Tracked as CVE-2023-49722 (CVSS score: 8.3), the high-severity vulnerability was addressed by Bosch in November 2023.

By exploiting the flaw, an attacker could send commands to the thermostat, including writing a malicious update to the device that could either render the device inoperable or act as a backdoor to sniff traffic, pivot onto other devices, and other nefarious activities.

Bosch has corrected the shortcoming in firmware version 4.13.33 by closing the port 8899, which it said was used for debugging purposes.

“Given the ease with which this attack can be automated across numerous devices, an attacker could swiftly render all tools on a production line inaccessible, potentially causing significant disruptions to the final asset owner,” the company added.

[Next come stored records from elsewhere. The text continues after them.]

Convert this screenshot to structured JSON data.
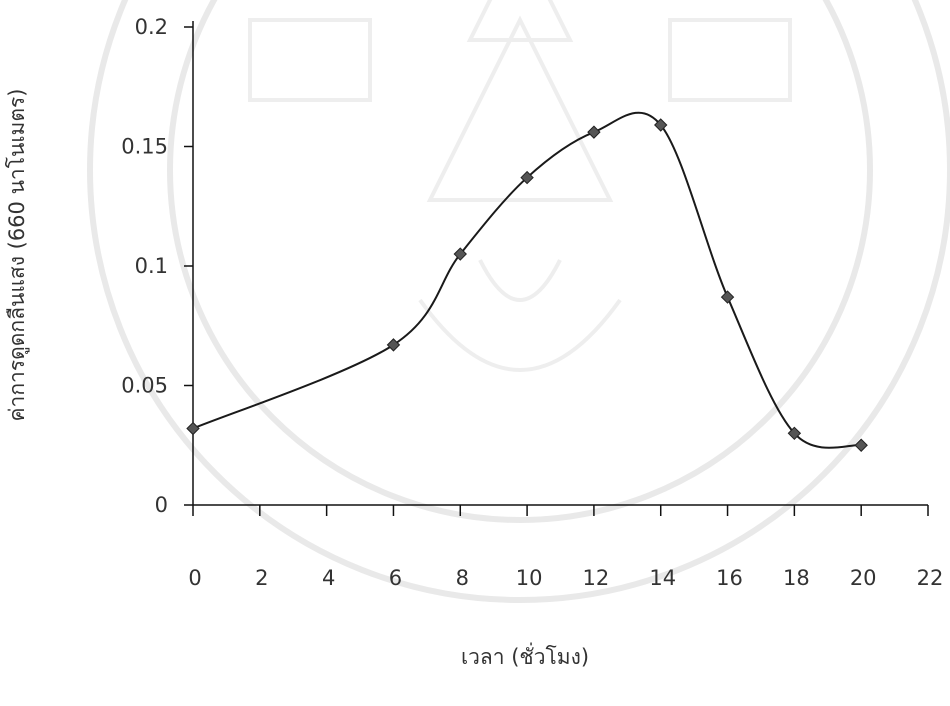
{
  "chart_data": {
    "type": "line",
    "title": "",
    "xlabel": "เวลา (ชั่วโมง)",
    "ylabel": "ค่าการดูดกลืนแสง (660 นาโนเมตร)",
    "xlim": [
      0,
      22
    ],
    "ylim": [
      0,
      0.2
    ],
    "x_ticks": [
      "0",
      "2",
      "4",
      "6",
      "8",
      "10",
      "12",
      "14",
      "16",
      "18",
      "20",
      "22"
    ],
    "y_ticks": [
      "0",
      "0.05",
      "0.1",
      "0.15",
      "0.2"
    ],
    "grid": false,
    "legend": "none",
    "series": [
      {
        "x": [
          0,
          6,
          8,
          10,
          12,
          14,
          16,
          18,
          20
        ],
        "values": [
          0.032,
          0.067,
          0.105,
          0.137,
          0.156,
          0.159,
          0.087,
          0.03,
          0.025
        ]
      }
    ],
    "line_color": "#1a1a1a",
    "marker_color": "#555555"
  }
}
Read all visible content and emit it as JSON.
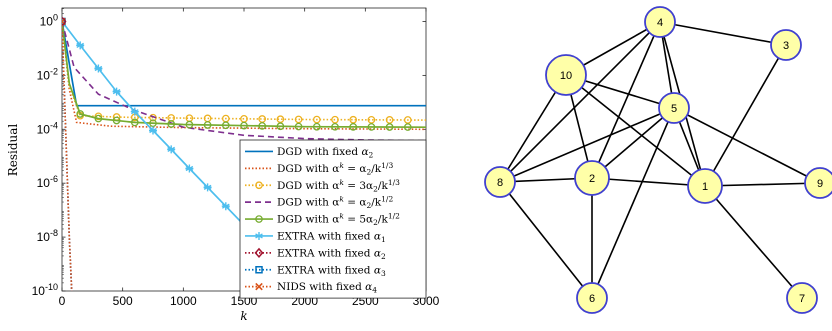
{
  "chart_data": {
    "type": "line",
    "xlabel": "k",
    "ylabel": "Residual",
    "xlim": [
      0,
      3000
    ],
    "ylim_log10": [
      -10,
      0.5
    ],
    "y_scale": "log",
    "x_ticks": [
      0,
      500,
      1000,
      1500,
      2000,
      2500,
      3000
    ],
    "y_ticks": [
      {
        "exp": 0,
        "base": "10",
        "label": "0"
      },
      {
        "exp": -2,
        "base": "10",
        "label": "-2"
      },
      {
        "exp": -4,
        "base": "10",
        "label": "-4"
      },
      {
        "exp": -6,
        "base": "10",
        "label": "-6"
      },
      {
        "exp": -8,
        "base": "10",
        "label": "-8"
      },
      {
        "exp": -10,
        "base": "10",
        "label": "-10"
      }
    ],
    "legend_position": "bottom-right",
    "series": [
      {
        "name": "DGD with fixed α₂",
        "color": "#0072BD",
        "style": "solid",
        "marker": "none",
        "points": [
          [
            0,
            1
          ],
          [
            120,
            0.00075
          ],
          [
            3000,
            0.00075
          ]
        ]
      },
      {
        "name": "DGD with αᵏ = α₂/k¹ᐟ³",
        "color": "#D95319",
        "style": "dotted",
        "marker": "none",
        "points": [
          [
            0,
            1
          ],
          [
            60,
            0.003
          ],
          [
            120,
            0.00018
          ],
          [
            400,
            0.00013
          ],
          [
            1000,
            0.000115
          ],
          [
            2000,
            0.000105
          ],
          [
            3000,
            0.0001
          ]
        ]
      },
      {
        "name": "DGD with αᵏ = 3α₂/k¹ᐟ³",
        "color": "#EDB120",
        "style": "dotted",
        "marker": "circle",
        "points": [
          [
            0,
            1
          ],
          [
            60,
            0.004
          ],
          [
            150,
            0.00032
          ],
          [
            500,
            0.00028
          ],
          [
            1000,
            0.00026
          ],
          [
            2000,
            0.00023
          ],
          [
            3000,
            0.00022
          ]
        ]
      },
      {
        "name": "DGD with αᵏ = α₂/k¹ᐟ²",
        "color": "#7E2F8E",
        "style": "dashed",
        "marker": "none",
        "points": [
          [
            0,
            1
          ],
          [
            100,
            0.02
          ],
          [
            300,
            0.002
          ],
          [
            600,
            0.0005
          ],
          [
            1000,
            0.00012
          ],
          [
            1500,
            6e-05
          ],
          [
            2000,
            4.5e-05
          ],
          [
            2500,
            4e-05
          ],
          [
            3000,
            3.8e-05
          ]
        ]
      },
      {
        "name": "DGD with αᵏ = 5α₂/k¹ᐟ²",
        "color": "#77AC30",
        "style": "solid",
        "marker": "circle",
        "points": [
          [
            0,
            1
          ],
          [
            60,
            0.005
          ],
          [
            150,
            0.00037
          ],
          [
            300,
            0.00025
          ],
          [
            600,
            0.00018
          ],
          [
            1000,
            0.00015
          ],
          [
            2000,
            0.000125
          ],
          [
            3000,
            0.00012
          ]
        ]
      },
      {
        "name": "EXTRA with fixed α₁",
        "color": "#4DBEEE",
        "style": "solid",
        "marker": "asterisk",
        "points": [
          [
            0,
            1
          ],
          [
            150,
            0.13
          ],
          [
            300,
            0.018
          ],
          [
            450,
            0.0025
          ],
          [
            600,
            0.00045
          ],
          [
            750,
            9e-05
          ],
          [
            900,
            1.8e-05
          ],
          [
            1050,
            3.5e-06
          ],
          [
            1200,
            7e-07
          ],
          [
            1350,
            1.4e-07
          ],
          [
            1500,
            2.8e-08
          ],
          [
            1650,
            5.6e-09
          ],
          [
            1800,
            1.1e-09
          ],
          [
            1950,
            2.2e-10
          ]
        ]
      },
      {
        "name": "EXTRA with fixed α₂",
        "color": "#A2142F",
        "style": "dotted",
        "marker": "diamond",
        "points": [
          [
            0,
            1
          ],
          [
            30,
            0.0001
          ],
          [
            60,
            1e-08
          ],
          [
            80,
            1e-10
          ]
        ]
      },
      {
        "name": "EXTRA with fixed α₃",
        "color": "#0072BD",
        "style": "dotted",
        "marker": "square",
        "points": [
          [
            0,
            1
          ],
          [
            30,
            0.0001
          ],
          [
            60,
            1e-08
          ],
          [
            80,
            1e-10
          ]
        ]
      },
      {
        "name": "NIDS with fixed α₄",
        "color": "#D95319",
        "style": "dotted",
        "marker": "cross",
        "points": [
          [
            0,
            1
          ],
          [
            30,
            0.0001
          ],
          [
            60,
            1e-08
          ],
          [
            80,
            1e-10
          ]
        ]
      }
    ],
    "legend_labels": [
      {
        "pre": "DGD with fixed ",
        "a": "α",
        "sub": "2",
        "post": ""
      },
      {
        "pre": "DGD with α",
        "sup1": "k",
        "mid": " = α",
        "sub": "2",
        "post": "/k",
        "sup2": "1/3"
      },
      {
        "pre": "DGD with α",
        "sup1": "k",
        "mid": " = 3α",
        "sub": "2",
        "post": "/k",
        "sup2": "1/3"
      },
      {
        "pre": "DGD with α",
        "sup1": "k",
        "mid": " = α",
        "sub": "2",
        "post": "/k",
        "sup2": "1/2"
      },
      {
        "pre": "DGD with α",
        "sup1": "k",
        "mid": " = 5α",
        "sub": "2",
        "post": "/k",
        "sup2": "1/2"
      },
      {
        "pre": "EXTRA with fixed ",
        "a": "α",
        "sub": "1",
        "post": ""
      },
      {
        "pre": "EXTRA with fixed ",
        "a": "α",
        "sub": "2",
        "post": ""
      },
      {
        "pre": "EXTRA with fixed ",
        "a": "α",
        "sub": "3",
        "post": ""
      },
      {
        "pre": "NIDS with fixed ",
        "a": "α",
        "sub": "4",
        "post": ""
      }
    ]
  },
  "graph": {
    "node_fill": "#FFFFA8",
    "node_stroke": "#4040D0",
    "nodes": [
      {
        "id": "1",
        "large": true
      },
      {
        "id": "2",
        "large": true
      },
      {
        "id": "3",
        "large": false
      },
      {
        "id": "4",
        "large": false
      },
      {
        "id": "5",
        "large": false
      },
      {
        "id": "6",
        "large": false
      },
      {
        "id": "7",
        "large": false
      },
      {
        "id": "8",
        "large": false
      },
      {
        "id": "9",
        "large": false
      },
      {
        "id": "10",
        "large": true
      }
    ],
    "edges": [
      [
        "4",
        "3"
      ],
      [
        "4",
        "10"
      ],
      [
        "4",
        "5"
      ],
      [
        "4",
        "2"
      ],
      [
        "4",
        "1"
      ],
      [
        "4",
        "8"
      ],
      [
        "3",
        "1"
      ],
      [
        "10",
        "5"
      ],
      [
        "10",
        "2"
      ],
      [
        "10",
        "1"
      ],
      [
        "10",
        "8"
      ],
      [
        "5",
        "2"
      ],
      [
        "5",
        "1"
      ],
      [
        "5",
        "8"
      ],
      [
        "5",
        "9"
      ],
      [
        "5",
        "6"
      ],
      [
        "8",
        "2"
      ],
      [
        "8",
        "6"
      ],
      [
        "2",
        "1"
      ],
      [
        "2",
        "6"
      ],
      [
        "1",
        "9"
      ],
      [
        "1",
        "7"
      ]
    ]
  }
}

Patches for the vulnerabilities, which impact several NXA, NXP, and NXV series devices, are expected to be shipped by Bosch by the end of January 2024. In the interim, users are recommended to limit the network reachability of the device as much as possible and review accounts that have login access to the device.

The development comes as Pentagrid identified several vulnerabilities in Lantronix EDS-MD IoT gateway for medical devices, one of which could be leveraged by a user with access to the web interface to execute arbitrary commands as root on the underlying Linux host.